わたくしは、2014年4月に、京都の男山教会で14年間仕えましたあとに、大屋伝道所と和田山伝道所の二つの群れに遣わされました。大屋というところは、本当に絵にかいたような田舎でありました。馴れないこともたくさんあったのですが、住めば都とはよく言ったもので沢山の喜び楽しみ、恵みを味わいながら牧師の生活をしました。その時64歳でしたので、「このまま定年まで働こう、働きたい」と願い、そして「老後はここに残るか、それとも子供たちの近くに行くのかなあ」などと漠然と考えていました。しかし、3年たった時に、具体的に言うことはできないのですが本当に突然にある出来事が起こりまして、そこを去ることになりました。その出来事から結果的にさらに一年働いて、4年の働きを終えて、次に北神戸に遣わされ、そこで70歳の定年を迎えました。実際には、後任の西堀先生がおいでなるまで8カ月間延長して70歳8か月で現役の牧師生活にくくりをつけたのです。
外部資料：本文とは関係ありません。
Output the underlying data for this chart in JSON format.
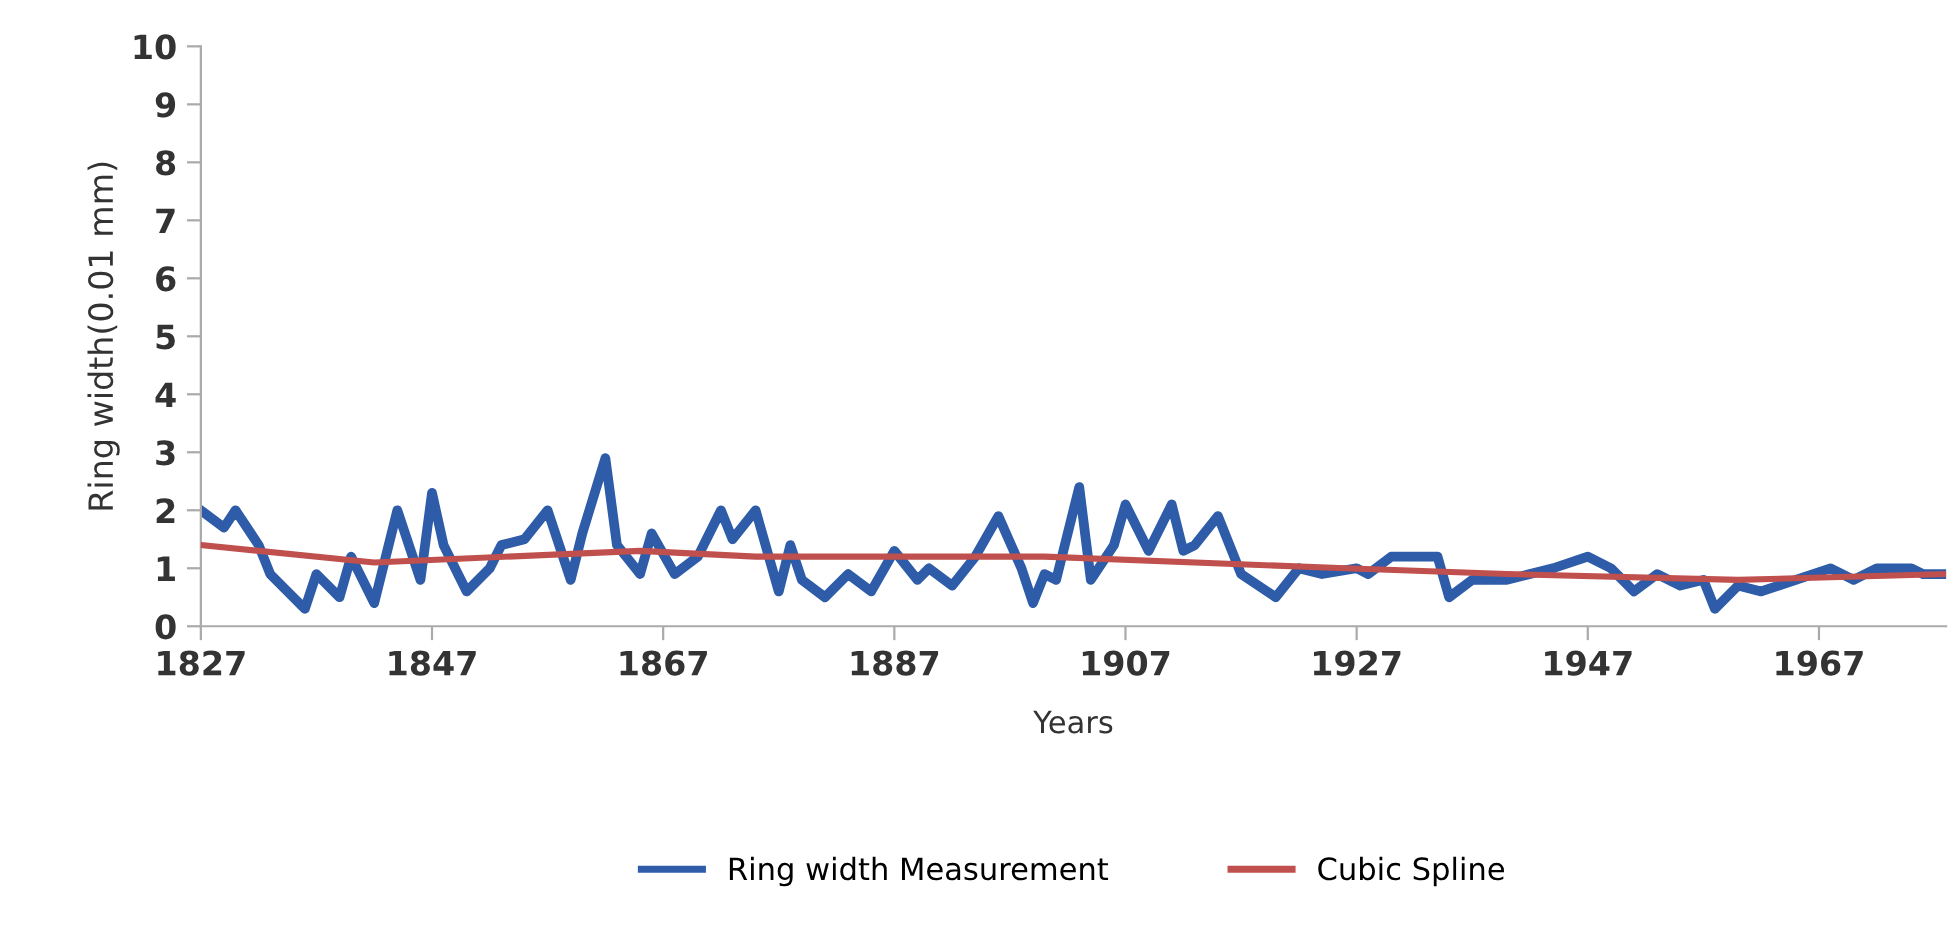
{
  "chart_data": {
    "type": "line",
    "xlabel": "Years",
    "ylabel": "Ring width(0.01 mm)",
    "xlim": [
      1827,
      1978
    ],
    "xticks": [
      1827,
      1847,
      1867,
      1887,
      1907,
      1927,
      1947,
      1967
    ],
    "ylim": [
      0,
      10
    ],
    "yticks": [
      0,
      1,
      2,
      3,
      4,
      5,
      6,
      7,
      8,
      9,
      10
    ],
    "grid": false,
    "legend": "bottom",
    "marker": "none",
    "line_style": "solid",
    "series": [
      {
        "name": "Ring width Measurement",
        "color": "#2e5ca8",
        "x": [
          1827,
          1829,
          1830,
          1832,
          1833,
          1836,
          1837,
          1839,
          1840,
          1842,
          1844,
          1846,
          1847,
          1848,
          1850,
          1852,
          1853,
          1855,
          1857,
          1859,
          1860,
          1862,
          1863,
          1865,
          1866,
          1868,
          1870,
          1872,
          1873,
          1875,
          1877,
          1878,
          1879,
          1881,
          1883,
          1885,
          1887,
          1889,
          1890,
          1892,
          1894,
          1896,
          1898,
          1899,
          1900,
          1901,
          1903,
          1904,
          1906,
          1907,
          1909,
          1911,
          1912,
          1913,
          1915,
          1917,
          1920,
          1922,
          1924,
          1927,
          1928,
          1930,
          1932,
          1934,
          1935,
          1937,
          1940,
          1942,
          1944,
          1947,
          1949,
          1951,
          1953,
          1955,
          1957,
          1958,
          1960,
          1962,
          1965,
          1968,
          1970,
          1972,
          1975,
          1976,
          1978
        ],
        "values": [
          2.0,
          1.7,
          2.0,
          1.4,
          0.9,
          0.3,
          0.9,
          0.5,
          1.2,
          0.4,
          2.0,
          0.8,
          2.3,
          1.4,
          0.6,
          1.0,
          1.4,
          1.5,
          2.0,
          0.8,
          1.6,
          2.9,
          1.4,
          0.9,
          1.6,
          0.9,
          1.2,
          2.0,
          1.5,
          2.0,
          0.6,
          1.4,
          0.8,
          0.5,
          0.9,
          0.6,
          1.3,
          0.8,
          1.0,
          0.7,
          1.2,
          1.9,
          1.0,
          0.4,
          0.9,
          0.8,
          2.4,
          0.8,
          1.4,
          2.1,
          1.3,
          2.1,
          1.3,
          1.4,
          1.9,
          0.9,
          0.5,
          1.0,
          0.9,
          1.0,
          0.9,
          1.2,
          1.2,
          1.2,
          0.5,
          0.8,
          0.8,
          0.9,
          1.0,
          1.2,
          1.0,
          0.6,
          0.9,
          0.7,
          0.8,
          0.3,
          0.7,
          0.6,
          0.8,
          1.0,
          0.8,
          1.0,
          1.0,
          0.9,
          0.9
        ]
      },
      {
        "name": "Cubic Spline",
        "color": "#c0504d",
        "x": [
          1827,
          1842,
          1865,
          1875,
          1900,
          1926,
          1940,
          1960,
          1978
        ],
        "values": [
          1.4,
          1.1,
          1.3,
          1.2,
          1.2,
          1.0,
          0.9,
          0.8,
          0.9
        ]
      }
    ]
  }
}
更に神様は、実は、わたしにとって全く計画外のことだったのですが、熊本に行くようと言う召しをくださいました。神様は実にしばしば、計画外のことを通して、わたしを導いて下さるということを実感するのです。

4、

 さて四面楚歌、八方ふさがりに陥ったパウロに神様は伝道の扉を開いてくださいました。イエスの霊がビティニア州入りを許さなかったので、パウロとその一行は反対の方向である西に向かって進み、そのままトロアスの港町に着きました。これから一体どうしたらよいのか、かいもくわからなかっと思います。その夜のことです。神様が世界伝道へと続く扉を開いてくださいました。パウロは、ここで夜眠っている時に夢を見たとは書かれていません。そうではなく夜に幻を見たとあります。もとの言葉は、ここは幻、つまり見えるものと言う言葉ですが、それを見せられたと受け身で記されています。自分から進んでみたのではなく、見せられた、つまり一人のマケドニア人が幻の中に現れたのです。恐らくパウロは寝付けない夜を過ごしていたのだと思います。そのとき幻を見せられ、一人のマケドニア人が立っていて、パウロを呼んだのであります。
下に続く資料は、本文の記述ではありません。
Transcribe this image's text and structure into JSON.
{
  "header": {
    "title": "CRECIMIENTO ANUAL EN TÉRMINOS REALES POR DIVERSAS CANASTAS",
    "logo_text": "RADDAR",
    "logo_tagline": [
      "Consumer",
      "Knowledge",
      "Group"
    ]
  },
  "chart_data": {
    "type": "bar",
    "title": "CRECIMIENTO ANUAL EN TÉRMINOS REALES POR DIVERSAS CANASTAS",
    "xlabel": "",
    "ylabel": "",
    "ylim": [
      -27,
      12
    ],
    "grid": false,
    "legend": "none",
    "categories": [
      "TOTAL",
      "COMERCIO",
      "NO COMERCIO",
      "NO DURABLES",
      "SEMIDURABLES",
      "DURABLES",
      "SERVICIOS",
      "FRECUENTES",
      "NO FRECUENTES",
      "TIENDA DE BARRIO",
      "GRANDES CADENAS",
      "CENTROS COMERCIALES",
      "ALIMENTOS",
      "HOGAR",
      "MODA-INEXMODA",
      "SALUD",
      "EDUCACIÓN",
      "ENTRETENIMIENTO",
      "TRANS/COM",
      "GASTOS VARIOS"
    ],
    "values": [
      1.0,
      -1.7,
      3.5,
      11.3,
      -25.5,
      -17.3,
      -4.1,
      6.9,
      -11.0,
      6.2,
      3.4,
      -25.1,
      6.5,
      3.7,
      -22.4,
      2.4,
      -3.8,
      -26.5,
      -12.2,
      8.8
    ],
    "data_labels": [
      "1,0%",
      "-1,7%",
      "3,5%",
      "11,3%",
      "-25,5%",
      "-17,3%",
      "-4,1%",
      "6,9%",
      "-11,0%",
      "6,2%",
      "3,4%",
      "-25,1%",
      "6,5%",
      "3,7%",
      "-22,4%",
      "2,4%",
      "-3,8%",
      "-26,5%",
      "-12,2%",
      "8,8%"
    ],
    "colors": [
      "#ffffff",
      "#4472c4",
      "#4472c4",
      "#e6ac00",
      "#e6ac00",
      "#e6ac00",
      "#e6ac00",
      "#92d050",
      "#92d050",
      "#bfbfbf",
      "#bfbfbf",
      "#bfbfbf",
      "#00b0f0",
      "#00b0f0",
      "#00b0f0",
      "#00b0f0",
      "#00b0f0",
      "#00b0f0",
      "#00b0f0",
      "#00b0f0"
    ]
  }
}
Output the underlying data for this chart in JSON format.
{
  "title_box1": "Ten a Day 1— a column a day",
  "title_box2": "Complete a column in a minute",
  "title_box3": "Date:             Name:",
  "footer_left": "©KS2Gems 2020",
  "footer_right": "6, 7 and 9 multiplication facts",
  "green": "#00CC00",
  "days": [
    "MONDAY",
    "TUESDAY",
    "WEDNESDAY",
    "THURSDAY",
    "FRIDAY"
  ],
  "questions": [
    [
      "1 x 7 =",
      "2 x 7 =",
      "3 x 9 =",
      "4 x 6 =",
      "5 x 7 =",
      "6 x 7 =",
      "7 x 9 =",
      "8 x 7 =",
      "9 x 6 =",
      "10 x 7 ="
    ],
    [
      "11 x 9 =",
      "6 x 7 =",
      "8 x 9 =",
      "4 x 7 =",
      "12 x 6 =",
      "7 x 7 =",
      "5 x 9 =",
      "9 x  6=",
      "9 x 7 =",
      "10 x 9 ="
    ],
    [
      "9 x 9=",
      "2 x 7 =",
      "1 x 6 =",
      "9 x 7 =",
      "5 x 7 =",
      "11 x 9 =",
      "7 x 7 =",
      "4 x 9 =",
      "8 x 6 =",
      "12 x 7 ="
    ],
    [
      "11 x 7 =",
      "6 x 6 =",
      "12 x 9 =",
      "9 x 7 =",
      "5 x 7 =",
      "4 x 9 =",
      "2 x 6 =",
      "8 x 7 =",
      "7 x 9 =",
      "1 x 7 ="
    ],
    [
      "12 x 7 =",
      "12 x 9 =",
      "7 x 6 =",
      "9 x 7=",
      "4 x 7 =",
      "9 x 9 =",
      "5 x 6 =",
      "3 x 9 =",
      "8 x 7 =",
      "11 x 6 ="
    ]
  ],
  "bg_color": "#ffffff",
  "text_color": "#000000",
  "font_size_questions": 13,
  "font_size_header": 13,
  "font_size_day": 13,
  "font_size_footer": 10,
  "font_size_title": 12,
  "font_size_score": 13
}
「マケドニア州にわたって来て、私たちを助けて下さい」

助けると訳されている言葉は、援助する、力を貸すという意味があります。しかし、このときマケドニア州には、まだ福音が届けられていません。カトリックのフランシスコ会訳聖書では、「私たちを救ってほしい」と訳しています。幻のマケドニア人は、わたしたちに福音を伝えてほしい、私たちを救ってほしいとパウロに願ったのです。
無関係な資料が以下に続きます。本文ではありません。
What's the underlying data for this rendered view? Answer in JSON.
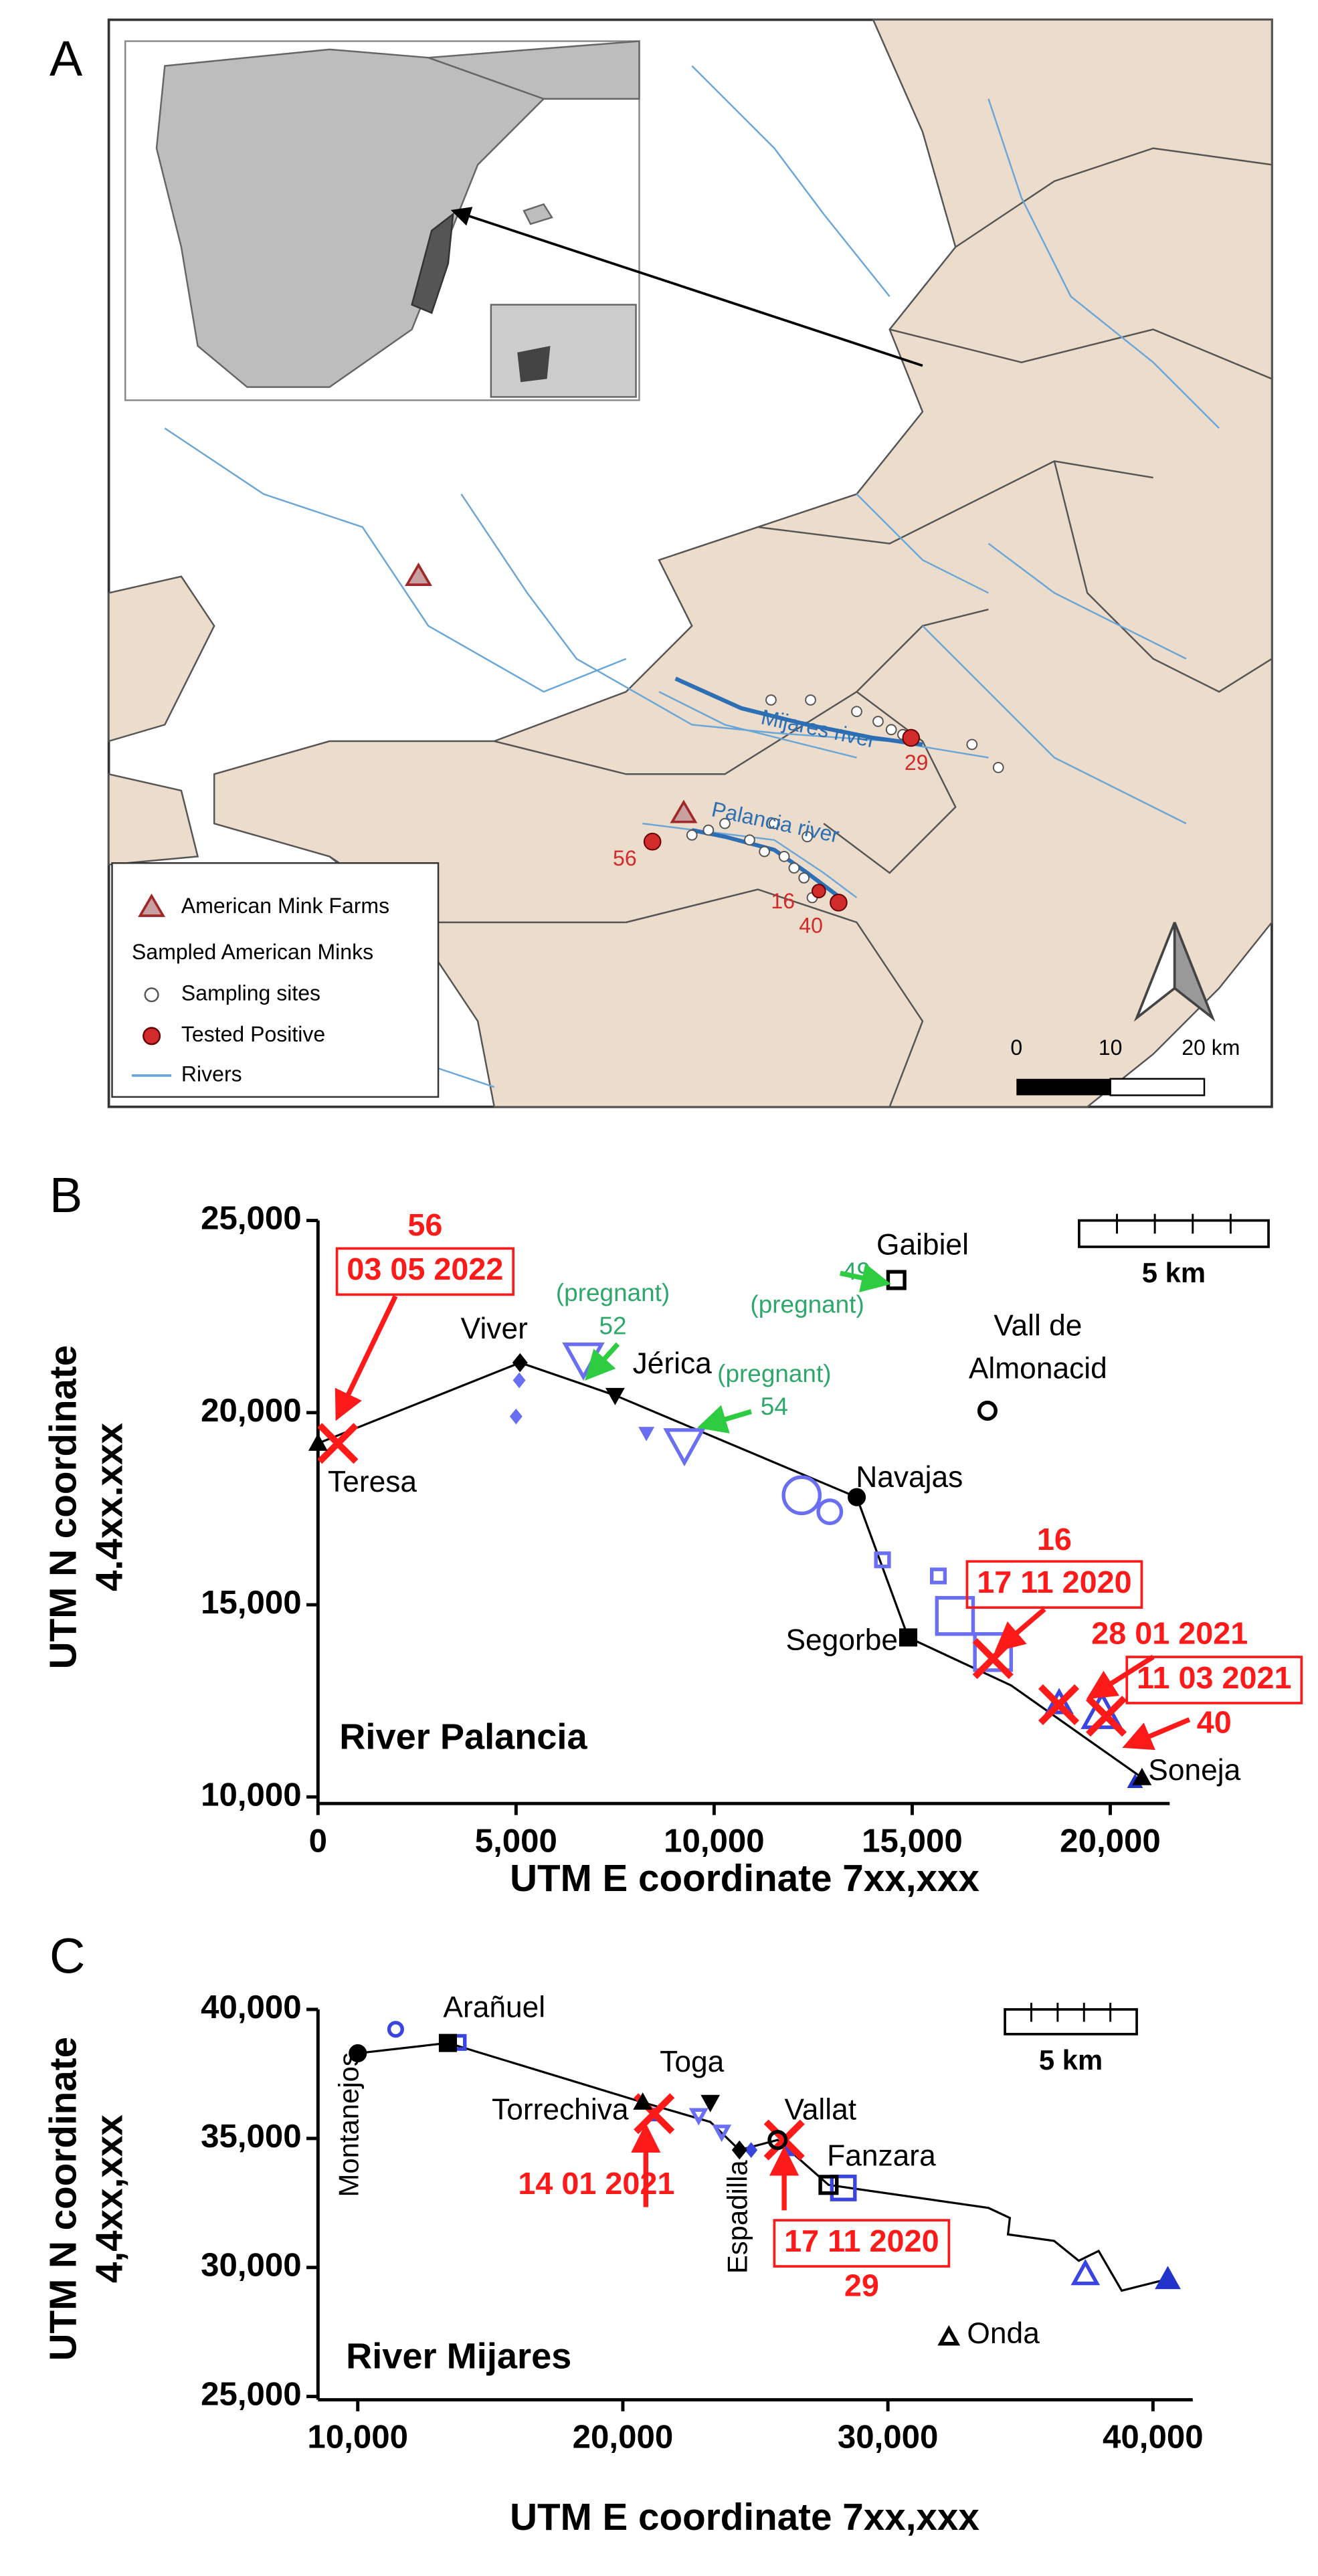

 パウロは、神が自分たちをあらたな使命に召されていると確信しました。すぐに、この神様の召しにお答えしてマケドニアに行かなければならないと決心したのです。

わたしたちが思いがけない出来事によって人生に挫折し、こころが折れるような体験をしますが、神様は必ず、新しい道を示してくださいます。うずくまっているものに手を差し伸べてもう一度立たせてくださいます。教会が行き悩み、牧師や会員たちが苦しみを経験することがあったとしても、それはその次に神様が用意されている祝福のための準備の時間なのではないでしょうか。

パウロとその一行は、すぐにマケドニアに向けて出港しました。「すぐに」と書かれています。神様が招いているのに、立ち止まっている必要はなかったのです。

神様は、今わたしたちを新しい人生へと招いていないでしょうか。さらに神様にお仕えする道が用意されているのではないでしょうか。

先ほど紹介しました、感謝しますと言うワーシップソングの二番と三番の歌詞は次のようなものです。

感謝します 悲しみの時に 共に泣きたもう 主の愛を

 感謝します こぼれる涙を ぬぐいたもう 主の憐れみを

しかし願う道が閉ざされた時は、目の前が暗くなりました。どんな時でもあなたのお約束を忘れない者としてください。

感謝します 試みに耐える 力をくださる み恵みを

 感謝します 全ての事を 最善となしたもう 御心を

しかし願う道が閉ざされた時は、目の前が暗くなりました。どんな時でもあなたのお約束を忘れない者としてください。

さて、聖書に帰ります。この次の節である11節では、パウロたちは小アジア半島の西の先の港であるトロアスから船出して、サモトラケ島に行きます。ギリシャのネアポリスの港まで約200キロを僅か二日で到着したと書かれています。使徒言行録20章6節には、パウロたちが逆のコースをたどって、フィリピからトロアスに向かう記事があります。その時には船で五日間かかっています。

この驚くべき順調さ、船の速さは、心燃やされてマケドニアに向かうパウロたちの思いと重なります。マケドニアに到着したあとの出来事は、これまでの伝道旅行の行き詰まりが夢のようででした。数日前には全く想像していなかった道を神様は用意してくださということが出来ます。アジア州でみ言葉を語らないようにされたのは聖霊の神でした。ビティニア州に入ることが出来ないようにされたのもまたイエスの霊、すなわち聖霊の神でした。そして同じ神様が、パウロたちに新たな使命を与えて、福音伝道の道を開いてくださいました。すべてに、神様の恵みのご計画があります。お祈りを致します。

天におられる主イエス・キリストの父なる神様、御名を崇めます。今朝の御言葉を感謝します。思い通りにならないことに囲まれているかのようなわたしたちです。しかし、そこに神様の深いご計画があることを信じさせてください。主の御によって祈ります。アーメン。